A scopo cautelativo, Uniacque ha già messo in esercizio tutte le fonti alternative di approvvigionamento disponibili sul territorio. La misura straordinaria è stata attivata per compensare il calo di portata delle sorgenti principali e garantire la continuità del servizio idropotabile nei Comuni gestiti.
La richiesta ai sindaci di valutare l’emissione di ordinanza per il contenimento dei consumi idrici
Contestualmente, Uniacque sta chiedendo ai Sindaci di tutti i Comuni gestiti di valutare l’emissione di ordinanza per il contenimento dei consumi idrici destinati a usi diversi da quelli alimentari e igienico-sanitari, così da preservare le riserve disponibili e prevenire possibili criticità nelle prossime settimane. Sebbene al momento non siano stati raggiunti i livelli di criticità registrati nel biennio 2022-2023, è necessario intervenire preventivamente per preservare la disponibilità della risorsa nelle prossime settimane, soprattutto qualora dovessero proseguire le attuali condizioni meteorologiche.

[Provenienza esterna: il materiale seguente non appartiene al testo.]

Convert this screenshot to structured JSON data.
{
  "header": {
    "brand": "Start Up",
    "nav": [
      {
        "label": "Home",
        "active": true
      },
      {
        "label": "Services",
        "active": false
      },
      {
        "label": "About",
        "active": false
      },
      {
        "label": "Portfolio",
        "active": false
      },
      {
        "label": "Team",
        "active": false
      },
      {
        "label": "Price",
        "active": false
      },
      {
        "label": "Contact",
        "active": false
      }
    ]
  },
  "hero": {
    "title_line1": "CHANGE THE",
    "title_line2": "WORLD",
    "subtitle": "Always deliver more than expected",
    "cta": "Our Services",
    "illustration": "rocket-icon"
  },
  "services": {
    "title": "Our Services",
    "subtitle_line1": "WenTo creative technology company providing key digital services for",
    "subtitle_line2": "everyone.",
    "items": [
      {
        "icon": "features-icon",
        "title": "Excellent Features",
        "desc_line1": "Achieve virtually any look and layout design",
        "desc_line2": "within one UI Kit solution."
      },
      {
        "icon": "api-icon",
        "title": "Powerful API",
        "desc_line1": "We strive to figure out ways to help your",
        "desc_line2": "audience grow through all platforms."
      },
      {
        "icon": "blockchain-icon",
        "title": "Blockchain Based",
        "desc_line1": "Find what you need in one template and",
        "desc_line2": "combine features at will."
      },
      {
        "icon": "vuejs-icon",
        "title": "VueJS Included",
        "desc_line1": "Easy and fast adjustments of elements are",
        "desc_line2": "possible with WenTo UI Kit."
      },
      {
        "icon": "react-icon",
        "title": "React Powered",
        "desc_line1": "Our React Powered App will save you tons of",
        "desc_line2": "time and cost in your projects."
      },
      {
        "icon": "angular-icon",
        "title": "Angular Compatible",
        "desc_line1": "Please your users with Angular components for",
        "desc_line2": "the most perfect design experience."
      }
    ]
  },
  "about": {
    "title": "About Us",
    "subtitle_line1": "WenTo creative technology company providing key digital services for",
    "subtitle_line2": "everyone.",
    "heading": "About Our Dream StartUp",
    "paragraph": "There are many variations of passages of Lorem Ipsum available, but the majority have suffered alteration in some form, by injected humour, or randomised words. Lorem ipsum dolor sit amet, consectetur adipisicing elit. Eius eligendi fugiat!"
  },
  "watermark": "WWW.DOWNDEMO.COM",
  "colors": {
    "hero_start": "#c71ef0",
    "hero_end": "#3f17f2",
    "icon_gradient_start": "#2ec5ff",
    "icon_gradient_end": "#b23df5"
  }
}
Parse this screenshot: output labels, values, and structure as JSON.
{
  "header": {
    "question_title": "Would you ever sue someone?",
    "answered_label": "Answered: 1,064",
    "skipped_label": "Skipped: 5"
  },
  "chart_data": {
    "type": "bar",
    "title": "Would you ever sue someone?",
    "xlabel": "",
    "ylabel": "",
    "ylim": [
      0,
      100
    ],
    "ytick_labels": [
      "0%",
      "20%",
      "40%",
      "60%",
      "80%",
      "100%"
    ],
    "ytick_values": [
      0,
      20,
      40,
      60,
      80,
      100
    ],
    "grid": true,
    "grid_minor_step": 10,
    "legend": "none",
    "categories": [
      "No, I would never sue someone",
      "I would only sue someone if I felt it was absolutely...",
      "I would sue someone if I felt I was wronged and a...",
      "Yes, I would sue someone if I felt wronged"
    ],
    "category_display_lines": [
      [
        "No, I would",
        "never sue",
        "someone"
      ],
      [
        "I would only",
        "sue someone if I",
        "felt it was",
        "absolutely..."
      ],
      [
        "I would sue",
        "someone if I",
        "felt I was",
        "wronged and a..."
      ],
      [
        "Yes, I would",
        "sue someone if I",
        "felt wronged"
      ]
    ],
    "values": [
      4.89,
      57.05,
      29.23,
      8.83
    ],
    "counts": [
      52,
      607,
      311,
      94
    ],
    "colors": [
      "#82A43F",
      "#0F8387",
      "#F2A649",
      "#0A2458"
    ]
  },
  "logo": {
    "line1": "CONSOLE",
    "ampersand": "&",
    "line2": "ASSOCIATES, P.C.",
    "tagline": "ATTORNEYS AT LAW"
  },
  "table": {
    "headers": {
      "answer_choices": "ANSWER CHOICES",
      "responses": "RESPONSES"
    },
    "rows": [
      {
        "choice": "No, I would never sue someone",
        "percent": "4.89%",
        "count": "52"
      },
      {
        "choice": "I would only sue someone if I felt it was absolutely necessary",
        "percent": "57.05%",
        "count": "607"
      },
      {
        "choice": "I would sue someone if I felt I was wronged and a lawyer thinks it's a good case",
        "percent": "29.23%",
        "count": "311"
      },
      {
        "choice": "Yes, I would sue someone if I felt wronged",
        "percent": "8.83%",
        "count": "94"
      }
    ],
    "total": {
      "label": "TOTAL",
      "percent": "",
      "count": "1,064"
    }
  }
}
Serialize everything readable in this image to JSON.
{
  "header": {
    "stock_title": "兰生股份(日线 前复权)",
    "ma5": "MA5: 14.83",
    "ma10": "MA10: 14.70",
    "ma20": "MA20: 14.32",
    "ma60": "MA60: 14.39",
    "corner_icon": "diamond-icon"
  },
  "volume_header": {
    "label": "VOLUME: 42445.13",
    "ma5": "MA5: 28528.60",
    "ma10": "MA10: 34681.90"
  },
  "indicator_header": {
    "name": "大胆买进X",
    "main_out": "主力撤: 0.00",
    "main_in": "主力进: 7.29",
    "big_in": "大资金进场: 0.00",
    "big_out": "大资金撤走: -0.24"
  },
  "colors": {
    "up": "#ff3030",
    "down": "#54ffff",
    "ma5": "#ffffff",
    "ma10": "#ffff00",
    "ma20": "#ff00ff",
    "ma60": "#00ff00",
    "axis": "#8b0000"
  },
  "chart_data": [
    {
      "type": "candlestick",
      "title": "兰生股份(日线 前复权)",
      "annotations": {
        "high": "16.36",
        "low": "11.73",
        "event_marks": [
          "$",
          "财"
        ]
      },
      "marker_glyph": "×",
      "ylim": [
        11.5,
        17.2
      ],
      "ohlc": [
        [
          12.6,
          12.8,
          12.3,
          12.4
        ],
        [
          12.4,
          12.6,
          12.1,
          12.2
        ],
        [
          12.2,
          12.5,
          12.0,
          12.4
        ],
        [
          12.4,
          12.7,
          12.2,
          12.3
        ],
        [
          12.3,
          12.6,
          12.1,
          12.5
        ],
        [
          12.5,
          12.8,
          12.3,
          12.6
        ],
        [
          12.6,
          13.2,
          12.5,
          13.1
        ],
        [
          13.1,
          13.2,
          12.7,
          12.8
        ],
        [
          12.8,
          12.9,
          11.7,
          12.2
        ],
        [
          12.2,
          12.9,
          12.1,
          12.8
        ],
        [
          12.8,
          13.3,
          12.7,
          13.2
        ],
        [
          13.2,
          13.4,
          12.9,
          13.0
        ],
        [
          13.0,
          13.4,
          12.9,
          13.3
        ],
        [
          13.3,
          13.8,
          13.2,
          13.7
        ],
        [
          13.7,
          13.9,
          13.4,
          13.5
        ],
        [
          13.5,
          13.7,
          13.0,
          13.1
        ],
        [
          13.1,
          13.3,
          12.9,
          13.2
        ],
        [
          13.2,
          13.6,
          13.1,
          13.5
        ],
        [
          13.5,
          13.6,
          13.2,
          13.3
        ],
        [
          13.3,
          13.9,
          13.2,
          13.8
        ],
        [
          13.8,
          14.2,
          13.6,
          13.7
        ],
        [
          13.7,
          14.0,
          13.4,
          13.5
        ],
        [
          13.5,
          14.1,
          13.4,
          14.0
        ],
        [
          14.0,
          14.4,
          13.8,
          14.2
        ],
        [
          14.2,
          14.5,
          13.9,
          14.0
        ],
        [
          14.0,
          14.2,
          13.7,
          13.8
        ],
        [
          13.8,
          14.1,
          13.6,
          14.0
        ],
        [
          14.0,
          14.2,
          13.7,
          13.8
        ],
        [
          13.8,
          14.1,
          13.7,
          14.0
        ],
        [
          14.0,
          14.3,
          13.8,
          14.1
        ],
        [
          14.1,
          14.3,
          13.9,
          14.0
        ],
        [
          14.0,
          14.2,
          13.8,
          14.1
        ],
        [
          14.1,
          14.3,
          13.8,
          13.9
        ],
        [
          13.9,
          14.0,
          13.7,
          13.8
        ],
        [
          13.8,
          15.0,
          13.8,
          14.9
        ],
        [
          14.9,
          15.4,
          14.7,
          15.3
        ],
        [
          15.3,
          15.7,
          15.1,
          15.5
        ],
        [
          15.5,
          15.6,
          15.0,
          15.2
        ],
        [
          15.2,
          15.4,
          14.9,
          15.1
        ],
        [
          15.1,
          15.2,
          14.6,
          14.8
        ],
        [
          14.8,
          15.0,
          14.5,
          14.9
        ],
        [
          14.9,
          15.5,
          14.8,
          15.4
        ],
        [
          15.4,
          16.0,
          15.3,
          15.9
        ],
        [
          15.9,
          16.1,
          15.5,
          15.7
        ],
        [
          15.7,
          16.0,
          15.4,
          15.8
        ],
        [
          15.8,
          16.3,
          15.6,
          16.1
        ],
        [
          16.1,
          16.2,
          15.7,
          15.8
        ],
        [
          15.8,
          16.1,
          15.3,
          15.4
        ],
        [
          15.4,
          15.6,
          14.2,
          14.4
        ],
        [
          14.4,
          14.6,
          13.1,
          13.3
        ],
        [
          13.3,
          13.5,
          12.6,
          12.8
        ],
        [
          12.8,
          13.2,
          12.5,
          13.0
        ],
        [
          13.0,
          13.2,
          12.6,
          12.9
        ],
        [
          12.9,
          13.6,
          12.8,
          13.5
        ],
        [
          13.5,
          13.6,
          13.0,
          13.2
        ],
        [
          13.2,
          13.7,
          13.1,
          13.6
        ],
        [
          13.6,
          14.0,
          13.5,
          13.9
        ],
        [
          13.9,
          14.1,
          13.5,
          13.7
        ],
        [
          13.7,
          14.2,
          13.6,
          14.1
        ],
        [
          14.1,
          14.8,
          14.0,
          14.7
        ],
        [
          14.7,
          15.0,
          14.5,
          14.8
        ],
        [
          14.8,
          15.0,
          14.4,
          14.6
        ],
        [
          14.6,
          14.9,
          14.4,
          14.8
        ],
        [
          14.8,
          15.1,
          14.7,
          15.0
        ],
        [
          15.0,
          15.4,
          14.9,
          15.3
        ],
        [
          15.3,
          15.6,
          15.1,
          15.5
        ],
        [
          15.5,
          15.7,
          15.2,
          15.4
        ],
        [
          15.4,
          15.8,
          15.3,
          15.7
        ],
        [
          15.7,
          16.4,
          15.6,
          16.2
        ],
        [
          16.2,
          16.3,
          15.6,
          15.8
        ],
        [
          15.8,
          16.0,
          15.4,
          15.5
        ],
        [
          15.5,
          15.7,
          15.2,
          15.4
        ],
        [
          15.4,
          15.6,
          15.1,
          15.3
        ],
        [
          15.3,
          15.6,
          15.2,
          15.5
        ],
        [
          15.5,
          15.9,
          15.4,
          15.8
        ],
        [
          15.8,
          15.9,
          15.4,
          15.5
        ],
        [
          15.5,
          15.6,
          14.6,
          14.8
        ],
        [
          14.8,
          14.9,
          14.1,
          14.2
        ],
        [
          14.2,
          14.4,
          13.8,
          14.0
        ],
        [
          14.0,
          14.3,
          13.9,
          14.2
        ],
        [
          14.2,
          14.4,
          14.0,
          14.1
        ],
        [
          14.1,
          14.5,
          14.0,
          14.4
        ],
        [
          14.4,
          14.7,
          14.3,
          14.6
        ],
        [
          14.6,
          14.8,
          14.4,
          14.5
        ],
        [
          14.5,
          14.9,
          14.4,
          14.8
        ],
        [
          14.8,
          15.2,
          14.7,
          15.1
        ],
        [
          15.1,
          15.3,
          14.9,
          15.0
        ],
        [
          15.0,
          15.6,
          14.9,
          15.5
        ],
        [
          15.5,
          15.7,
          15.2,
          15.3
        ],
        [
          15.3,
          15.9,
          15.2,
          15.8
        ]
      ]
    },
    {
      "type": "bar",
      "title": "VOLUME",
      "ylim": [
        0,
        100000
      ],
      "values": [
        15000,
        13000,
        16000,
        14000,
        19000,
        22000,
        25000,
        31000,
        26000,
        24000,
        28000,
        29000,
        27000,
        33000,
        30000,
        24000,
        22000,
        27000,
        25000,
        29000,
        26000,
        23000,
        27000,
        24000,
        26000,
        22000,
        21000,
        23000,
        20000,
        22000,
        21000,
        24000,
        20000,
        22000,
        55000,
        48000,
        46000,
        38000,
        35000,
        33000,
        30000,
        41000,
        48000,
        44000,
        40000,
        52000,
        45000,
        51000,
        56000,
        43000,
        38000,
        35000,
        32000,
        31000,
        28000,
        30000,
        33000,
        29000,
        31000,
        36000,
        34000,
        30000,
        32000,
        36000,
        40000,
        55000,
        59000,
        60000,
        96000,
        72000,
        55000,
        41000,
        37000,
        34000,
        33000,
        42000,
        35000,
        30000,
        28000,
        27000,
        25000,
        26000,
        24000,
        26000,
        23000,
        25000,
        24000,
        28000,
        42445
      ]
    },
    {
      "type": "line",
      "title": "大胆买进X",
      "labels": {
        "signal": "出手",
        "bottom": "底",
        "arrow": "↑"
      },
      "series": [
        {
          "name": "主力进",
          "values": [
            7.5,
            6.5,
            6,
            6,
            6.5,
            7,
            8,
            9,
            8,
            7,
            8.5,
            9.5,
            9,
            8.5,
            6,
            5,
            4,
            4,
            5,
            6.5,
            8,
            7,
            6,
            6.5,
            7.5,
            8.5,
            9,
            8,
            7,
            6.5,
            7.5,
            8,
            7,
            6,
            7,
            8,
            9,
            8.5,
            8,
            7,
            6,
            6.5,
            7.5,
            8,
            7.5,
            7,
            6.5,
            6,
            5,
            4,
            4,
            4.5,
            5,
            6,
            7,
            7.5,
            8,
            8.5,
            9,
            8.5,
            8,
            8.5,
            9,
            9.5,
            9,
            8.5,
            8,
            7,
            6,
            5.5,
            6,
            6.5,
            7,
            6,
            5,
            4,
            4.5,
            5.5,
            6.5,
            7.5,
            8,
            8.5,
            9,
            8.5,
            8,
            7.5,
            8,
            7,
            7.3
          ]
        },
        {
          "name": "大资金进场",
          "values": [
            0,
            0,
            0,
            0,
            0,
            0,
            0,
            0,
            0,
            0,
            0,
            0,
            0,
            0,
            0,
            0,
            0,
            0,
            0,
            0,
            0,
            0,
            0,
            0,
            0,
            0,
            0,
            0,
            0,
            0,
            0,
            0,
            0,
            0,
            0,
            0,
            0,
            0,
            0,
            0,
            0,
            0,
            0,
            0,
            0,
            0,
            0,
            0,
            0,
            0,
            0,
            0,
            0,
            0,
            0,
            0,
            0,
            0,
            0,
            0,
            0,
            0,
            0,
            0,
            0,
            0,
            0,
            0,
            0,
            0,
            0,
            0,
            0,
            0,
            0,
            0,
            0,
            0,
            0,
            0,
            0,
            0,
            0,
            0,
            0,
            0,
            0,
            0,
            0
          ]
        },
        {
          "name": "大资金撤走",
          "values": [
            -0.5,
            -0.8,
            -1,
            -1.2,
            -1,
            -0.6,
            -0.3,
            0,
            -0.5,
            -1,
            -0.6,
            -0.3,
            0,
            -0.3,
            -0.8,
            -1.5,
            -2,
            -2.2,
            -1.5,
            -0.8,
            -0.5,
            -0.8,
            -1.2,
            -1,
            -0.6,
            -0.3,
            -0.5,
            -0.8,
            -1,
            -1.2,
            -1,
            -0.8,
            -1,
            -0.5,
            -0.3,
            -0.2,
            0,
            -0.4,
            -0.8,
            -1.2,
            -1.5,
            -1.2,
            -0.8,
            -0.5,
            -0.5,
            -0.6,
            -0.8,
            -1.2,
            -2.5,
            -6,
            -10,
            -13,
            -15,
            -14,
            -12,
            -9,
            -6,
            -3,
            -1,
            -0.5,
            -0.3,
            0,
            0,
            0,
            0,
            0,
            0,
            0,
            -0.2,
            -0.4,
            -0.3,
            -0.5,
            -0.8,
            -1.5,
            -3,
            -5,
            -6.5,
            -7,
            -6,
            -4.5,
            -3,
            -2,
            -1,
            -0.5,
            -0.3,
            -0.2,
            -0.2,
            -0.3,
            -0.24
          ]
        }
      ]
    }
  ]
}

Come evitare sprechi nei consumi idrici
Uniacque invita pertanto tutti i cittadini a utilizzare l’acqua con parsimonia, limitando gli impieghi non indispensabili. Tra le indicazioni, si ricorda di:
- limitare l’irrigazione e l’annaffiatura di giardini e prati alla fascia oraria compresa tra le ore 23.00 e le ore 6.00, per non più di 60 minuti;
- evitare il lavaggio di cortili e piazzali;
- evitare il lavaggio dei veicoli privati, fatta eccezione per quello effettuato negli autolavaggi;
- evitare il riempimento di fontane ornamentali, vasche da giardino e piscine private;
- adottare comportamenti responsabili anche in ambito domestico, privilegiando docce brevi, utilizzando lavatrici e lavastoviglie esclusivamente a pieno carico e chiudendo i rubinetti quando l’acqua non è necessaria.
Uniacque prosegue il monitoraggio costante delle sorgenti, dei serbatoi e dei consumi e invita tutti a collaborare: anche piccoli accorgimenti quotidiani, se adottati collettivamente, possono contribuire a ridurre i prelievi e a tutelare una risorsa essenziale e non inesauribile.